Agiram tardiamente, do mesmo jeito que agiram em
relação às queimadas
É um governo que desestruturou o Ministério do Meio
Ambiente e todos os órgãos de fiscalização, controle e gestão da política
ambiental brasileira e agora não tem o que fazer diante de situações como
essas”, afirmou, acrescentando que o governo não tem capacidade técnica nem
compromisso ético para enfrentar o problema.
Segundo ela, é preciso descobrir a origem do
material. “Mas o fato de ainda não sabermos a origem não isenta o governo de
não estar tratando adequadamente para prevenir que novas praias sejam contaminadas,
para conter a mancha de óleo e tomar as medidas de mitigação”.
Questionada sobre as críticas do governo à
diferença de reação de ambientalistas e da opinião pública internacional nos
casos das queimadas na Amazônia e das manchas de óleo no Nordeste, Marina disse
que os ambientalistas estão fazendo seu papel. “Quem não está fazendo sua parte
é o governo federal.”
A ex-ministra voltou a fazer críticas sobre a
inexistência de política ambiental do atual governo. O discurso de Bolsonaro em
sua campanha, segundo ela, já estimulava a grilagem de terra e desmatamento
ilegal. Depois, quando o presidente assume e diz que vai acabar com indústria
da multa, isso também teve efeito prejudicial.

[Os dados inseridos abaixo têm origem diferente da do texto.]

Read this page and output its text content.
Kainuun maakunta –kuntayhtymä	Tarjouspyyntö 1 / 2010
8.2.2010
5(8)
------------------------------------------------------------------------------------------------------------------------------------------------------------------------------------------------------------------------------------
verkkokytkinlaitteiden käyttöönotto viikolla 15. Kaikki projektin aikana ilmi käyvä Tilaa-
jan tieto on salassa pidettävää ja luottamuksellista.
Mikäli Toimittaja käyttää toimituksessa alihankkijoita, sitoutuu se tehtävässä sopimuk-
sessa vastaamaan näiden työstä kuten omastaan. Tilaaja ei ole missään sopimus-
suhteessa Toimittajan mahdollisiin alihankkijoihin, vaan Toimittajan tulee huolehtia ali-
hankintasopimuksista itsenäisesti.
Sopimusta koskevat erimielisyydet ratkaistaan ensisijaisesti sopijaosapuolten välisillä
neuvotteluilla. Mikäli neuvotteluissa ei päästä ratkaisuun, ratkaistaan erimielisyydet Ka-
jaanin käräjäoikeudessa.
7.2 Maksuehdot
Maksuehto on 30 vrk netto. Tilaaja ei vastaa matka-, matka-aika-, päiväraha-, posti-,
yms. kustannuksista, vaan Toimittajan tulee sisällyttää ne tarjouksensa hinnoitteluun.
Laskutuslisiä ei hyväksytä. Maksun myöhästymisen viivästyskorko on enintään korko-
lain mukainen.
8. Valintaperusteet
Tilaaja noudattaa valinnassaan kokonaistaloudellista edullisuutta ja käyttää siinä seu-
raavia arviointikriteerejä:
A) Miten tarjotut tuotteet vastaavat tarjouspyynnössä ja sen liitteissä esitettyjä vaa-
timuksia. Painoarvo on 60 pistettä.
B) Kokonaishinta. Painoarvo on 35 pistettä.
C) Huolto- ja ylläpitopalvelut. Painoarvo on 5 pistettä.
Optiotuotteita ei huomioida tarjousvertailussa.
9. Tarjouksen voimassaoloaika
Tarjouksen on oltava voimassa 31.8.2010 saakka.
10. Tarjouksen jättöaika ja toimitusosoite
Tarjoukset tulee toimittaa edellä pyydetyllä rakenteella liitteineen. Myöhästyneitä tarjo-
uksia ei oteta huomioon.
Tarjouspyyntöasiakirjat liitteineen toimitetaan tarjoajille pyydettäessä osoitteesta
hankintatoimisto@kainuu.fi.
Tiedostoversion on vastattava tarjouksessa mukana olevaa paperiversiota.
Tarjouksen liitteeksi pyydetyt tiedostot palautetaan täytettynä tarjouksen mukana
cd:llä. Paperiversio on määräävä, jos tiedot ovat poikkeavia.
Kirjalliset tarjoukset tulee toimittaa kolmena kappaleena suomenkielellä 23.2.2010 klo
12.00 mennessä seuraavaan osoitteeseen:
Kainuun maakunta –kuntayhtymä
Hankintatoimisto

Marina lembrou ainda de uma série de projetos de
lei, como aquele que pretendia acabar com a reserva legal em propriedades na
Amazônia, acabar com o licenciamento para desmatamento, para legalização de
mineração em terras indígenas e a proposta do Instituto Nacional de Colonização
e Reforma Agrária (Incra) de que terras públicas invadidas poderiam ser
regularizadas mediante autodeclaração.
“Essas são sinalizações que dão para os
contraventores uma expectativa de impunidade e a sinalização de que aqueles que
cometeram crimes ambientais poderiam ter um prêmio.” Segundo ela, essa é a
grande diferença do momento atual, em relação a outros momentos em que o
desmatamento cresceu.
Para Marina, o desafio que está posto é pensar em
um projeto de desenvolvimento sustentável para a Amazônia. “Podemos manter
mecanismos de prevenção e controle, mas se não muda a fonte do desmatamento,
que é o modelo de desenvolvimento, continua-se com o mesmo problema”, afirmou.
Segundo a ex-ministra do Meio Ambiente durante o
governo Lula, propostas nesse sentido não faltaram. Ela lembrou do Plano Amazônia
Sustentável, criado na sua gestão e posteriormente abandonado. E da proposta
Amazônia 4.0, coordenada pelo cientista da USP Carlos Nobre, que visa criar uma
bioeconomia, onde se agrega valor à biodiversidade, com base em sistemas
agroflorestais e em uma economia comunitária, utilizando o saber científico e
das comunidades.
“Precisamos inventar um novo modelo de
industrialização da Amazônia”, defendeu Nobre, também presente ao evento,
citando a fabricante de cosméticos Natura como um exemplo nesse sentido.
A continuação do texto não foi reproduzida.